The God of "and": living with layers on a flat earth

Last night my ministry partner, Benton Stokes, and I went to the opening night of a conference sponsored by Convergence Music Project. CMP is a new effort to create and share "progressive" Christian music--that is, songs for worship that don't limit God or the variety of humankind. 

I am old enough to remember when American folk music stylings became the soundtrack for the Vatican II church. Much later, at the time I went through seminary, there was a lot of social justice-focused folky music pouring through the liberal Protestant church as well. Some of it was very good: expressing both the majesty and the accessibility of God, with rich lyrics and singable tunes. Some of it was just awful: the attempt to be relevant, to use common words, to point to a vision of justice made for some ugly phrasings and trite musicality.

@@Greatness in any art is rare, and holy, and there have to be a whole lot of expressions of creativity for jewels to emerge.@@

Some of what we heard last night was good, some wasn't, but all of it was reaching beyond Christian tribalism toward the unity of humankind, and describing a God who isn't off in a corner somewhere, sulkily counting the days until He can burn the place down once and for all.

Though I've been an activist, both in politics and in the church, I have resisted the phrase "progressive Christian" because I come from a tradition in which that phrase tended to mean that one was, first and foremost, politically liberal, leaning intellectual. It tended to also mean middle-to-upper-middle class and white--and that one thought Jesus was, at best, an inspired teacher among many. There was very little depth: God became two-dimensional and neutered (not just ungendered), while the pronoun police patrolled every hymn and him.  It was the social justice version of fundamentalism: no variation, no but/and allowed.  In that version, one couldn't be gay and Evangelical, not because of the gay part, which was fine, but because "God the Father" was right out.

In the last decade and a half or so, as the children of Boomer Evangelicals grew into a postmodern awareness of their daddy's church, many struggled with how to put an accessible, trinitarian God back on an appropriate pedestal while making worship, community, art, and life feel less prepackaged, more authentic, indigenous to their own microculture yet inclusive of others. The word "progressive" now tends to point to those who have come from a modernist, "traditional" Christian faith into a layered understanding that cannot help but make them more sensitive to injustice, unkindness, and demagoguery. The faith dictates the politics, not the other way round.

The timing could not be better. We are in an age of ugliness, when brutality is understood as strength and fear is the most powerful currency around. We are back in the flat earth days, when tribal warlords determined what counted as fact, or right, or good.

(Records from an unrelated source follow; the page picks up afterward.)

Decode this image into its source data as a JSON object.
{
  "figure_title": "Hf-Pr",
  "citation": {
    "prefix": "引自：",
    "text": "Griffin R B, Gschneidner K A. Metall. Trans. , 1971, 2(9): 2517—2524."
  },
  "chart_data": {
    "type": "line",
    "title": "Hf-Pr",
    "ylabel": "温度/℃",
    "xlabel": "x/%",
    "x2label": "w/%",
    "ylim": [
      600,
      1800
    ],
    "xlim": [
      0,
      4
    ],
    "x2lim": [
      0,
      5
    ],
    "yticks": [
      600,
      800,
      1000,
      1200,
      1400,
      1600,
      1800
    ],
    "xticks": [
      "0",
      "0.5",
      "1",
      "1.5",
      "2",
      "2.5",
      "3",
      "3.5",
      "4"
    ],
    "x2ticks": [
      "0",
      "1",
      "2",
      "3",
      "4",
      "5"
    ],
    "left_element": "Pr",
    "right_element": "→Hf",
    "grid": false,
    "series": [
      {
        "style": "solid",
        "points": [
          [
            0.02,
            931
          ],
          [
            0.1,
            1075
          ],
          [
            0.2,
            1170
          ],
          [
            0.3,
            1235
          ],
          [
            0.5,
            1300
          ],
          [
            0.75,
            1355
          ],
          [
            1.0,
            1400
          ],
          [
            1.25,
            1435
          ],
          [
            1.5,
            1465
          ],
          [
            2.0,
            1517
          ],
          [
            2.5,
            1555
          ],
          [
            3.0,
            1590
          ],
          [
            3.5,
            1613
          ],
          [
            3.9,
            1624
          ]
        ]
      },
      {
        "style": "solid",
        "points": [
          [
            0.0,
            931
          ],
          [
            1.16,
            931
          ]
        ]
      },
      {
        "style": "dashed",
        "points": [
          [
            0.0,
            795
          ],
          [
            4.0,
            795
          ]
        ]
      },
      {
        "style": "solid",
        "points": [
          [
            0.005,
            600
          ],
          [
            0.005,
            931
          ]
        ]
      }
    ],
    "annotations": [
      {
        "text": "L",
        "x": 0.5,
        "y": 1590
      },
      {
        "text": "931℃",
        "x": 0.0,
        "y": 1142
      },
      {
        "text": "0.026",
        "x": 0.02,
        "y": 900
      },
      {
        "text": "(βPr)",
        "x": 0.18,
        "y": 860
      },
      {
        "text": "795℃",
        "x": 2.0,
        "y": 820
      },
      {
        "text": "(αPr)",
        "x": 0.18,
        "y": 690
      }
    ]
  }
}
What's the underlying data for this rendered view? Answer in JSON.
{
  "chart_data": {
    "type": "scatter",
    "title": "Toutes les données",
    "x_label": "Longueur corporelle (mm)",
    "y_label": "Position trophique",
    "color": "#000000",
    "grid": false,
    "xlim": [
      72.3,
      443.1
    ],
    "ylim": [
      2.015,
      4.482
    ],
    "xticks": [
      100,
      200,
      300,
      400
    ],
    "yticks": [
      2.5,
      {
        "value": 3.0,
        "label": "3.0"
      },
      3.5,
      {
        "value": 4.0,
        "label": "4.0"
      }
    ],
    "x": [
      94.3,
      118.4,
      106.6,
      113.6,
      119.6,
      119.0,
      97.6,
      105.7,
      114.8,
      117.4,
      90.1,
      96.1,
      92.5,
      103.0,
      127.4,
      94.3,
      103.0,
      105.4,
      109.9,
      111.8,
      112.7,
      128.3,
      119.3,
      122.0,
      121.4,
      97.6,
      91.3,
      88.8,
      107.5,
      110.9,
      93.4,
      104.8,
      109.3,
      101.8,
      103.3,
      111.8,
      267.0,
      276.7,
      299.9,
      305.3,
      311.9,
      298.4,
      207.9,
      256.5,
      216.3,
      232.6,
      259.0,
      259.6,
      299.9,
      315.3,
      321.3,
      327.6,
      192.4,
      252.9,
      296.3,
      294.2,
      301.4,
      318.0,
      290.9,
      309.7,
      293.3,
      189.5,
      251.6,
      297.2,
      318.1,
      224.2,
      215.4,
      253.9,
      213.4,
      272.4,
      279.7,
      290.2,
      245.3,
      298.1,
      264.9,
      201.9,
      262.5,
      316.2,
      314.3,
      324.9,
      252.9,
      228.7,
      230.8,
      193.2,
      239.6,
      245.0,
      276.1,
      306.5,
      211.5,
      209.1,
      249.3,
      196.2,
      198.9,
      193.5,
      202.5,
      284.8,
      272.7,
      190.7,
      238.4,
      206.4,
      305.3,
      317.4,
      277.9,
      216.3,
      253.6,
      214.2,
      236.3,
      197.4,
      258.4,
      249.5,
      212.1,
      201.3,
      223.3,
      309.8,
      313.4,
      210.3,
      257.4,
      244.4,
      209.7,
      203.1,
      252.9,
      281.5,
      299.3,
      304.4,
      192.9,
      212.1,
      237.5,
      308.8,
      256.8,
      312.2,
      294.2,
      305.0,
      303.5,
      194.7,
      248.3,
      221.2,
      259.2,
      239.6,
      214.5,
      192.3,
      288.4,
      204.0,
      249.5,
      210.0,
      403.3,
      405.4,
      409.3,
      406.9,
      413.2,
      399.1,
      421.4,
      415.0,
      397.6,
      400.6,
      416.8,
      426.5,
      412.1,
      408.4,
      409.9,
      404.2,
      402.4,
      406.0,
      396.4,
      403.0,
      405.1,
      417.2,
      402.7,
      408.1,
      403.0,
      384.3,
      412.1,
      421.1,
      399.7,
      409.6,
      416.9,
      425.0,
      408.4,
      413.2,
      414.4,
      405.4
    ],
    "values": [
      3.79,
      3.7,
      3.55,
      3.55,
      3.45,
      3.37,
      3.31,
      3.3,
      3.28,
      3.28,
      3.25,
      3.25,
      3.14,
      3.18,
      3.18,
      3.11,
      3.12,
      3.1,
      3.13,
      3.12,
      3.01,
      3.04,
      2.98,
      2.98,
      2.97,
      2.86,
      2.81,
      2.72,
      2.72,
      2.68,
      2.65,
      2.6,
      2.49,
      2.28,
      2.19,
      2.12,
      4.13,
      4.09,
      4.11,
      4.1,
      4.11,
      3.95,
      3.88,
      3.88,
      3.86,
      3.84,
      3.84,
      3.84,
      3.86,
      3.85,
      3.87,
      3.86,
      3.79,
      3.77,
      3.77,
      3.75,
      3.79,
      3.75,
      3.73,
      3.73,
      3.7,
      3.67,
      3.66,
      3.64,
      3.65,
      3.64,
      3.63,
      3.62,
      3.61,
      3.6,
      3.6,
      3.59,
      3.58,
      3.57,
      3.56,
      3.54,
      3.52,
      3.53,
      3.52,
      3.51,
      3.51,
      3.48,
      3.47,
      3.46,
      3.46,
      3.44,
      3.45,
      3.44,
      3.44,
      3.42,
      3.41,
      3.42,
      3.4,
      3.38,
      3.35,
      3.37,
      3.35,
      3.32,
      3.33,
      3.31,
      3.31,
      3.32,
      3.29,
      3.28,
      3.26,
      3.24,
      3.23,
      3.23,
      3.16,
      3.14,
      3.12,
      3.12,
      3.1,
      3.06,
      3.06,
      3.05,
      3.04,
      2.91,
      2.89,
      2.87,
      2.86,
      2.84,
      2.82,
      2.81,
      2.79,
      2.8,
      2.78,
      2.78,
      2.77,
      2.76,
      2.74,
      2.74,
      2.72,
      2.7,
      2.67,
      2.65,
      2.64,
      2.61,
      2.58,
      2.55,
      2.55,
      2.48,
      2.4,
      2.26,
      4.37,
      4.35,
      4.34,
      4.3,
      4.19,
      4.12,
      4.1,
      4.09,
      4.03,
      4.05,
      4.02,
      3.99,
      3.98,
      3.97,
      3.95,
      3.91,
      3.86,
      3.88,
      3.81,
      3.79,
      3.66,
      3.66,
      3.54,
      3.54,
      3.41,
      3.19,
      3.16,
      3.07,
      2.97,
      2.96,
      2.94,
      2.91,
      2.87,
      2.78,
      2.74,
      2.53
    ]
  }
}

@@On a flat earth, we must become Galileos and Julians: experimenters, observers, proclaimers of reality and deep, deep truths.@@

On a flat earth, when entire civilizations are being pushed off the edge, we must take stands against lies and injustice and on behalf of "the least of these." We must be discerning, and judgmental: firmly, kindly, condemning the words and activities that dehumanize others, destroy the planet, re-entrench ways of being we thought we'd gotten past. Cowardice disguised as equanimity will not do. We who long for wholeness, for the redemption of humankind, the restoration of all of creation, must speak.

In a flat earth world, speaking includes claiming our the fullness of our identities as followers of Jesus and lovers of God and lbgtqstraight and beigebrownpinkblack and privilegedmiddleclassworkingclasspoor and environmentalists and antideathpenalty and prolife and fathers and artists and scientists and Southern whatever all we are. We must claim all of it. All of it. It is our "ands" that make us strong and unique. It is our "ands" that show that, in fact, we are made in God's image, for God is the eternal and.

Mystics and sages have always known: The closer we get to union and communion with the Great I And, the more multilayered we become. More discerning, yet less fearful. This is what it must mean to be progressive: progressing toward the fullness of and, when we truly believe that God loved the whole world, every crazy confusing insufferable atom of it, enough to reclaim and restore it all, once and forever.

I support CMP, and Benton and I went last night, because when we create spaces for a worshiping people, we need music that neither limits God nor the variety of humankind.

May we all become the kind of people who can write music expressive of the God of and, and who much more importantly, cannot help but sing it.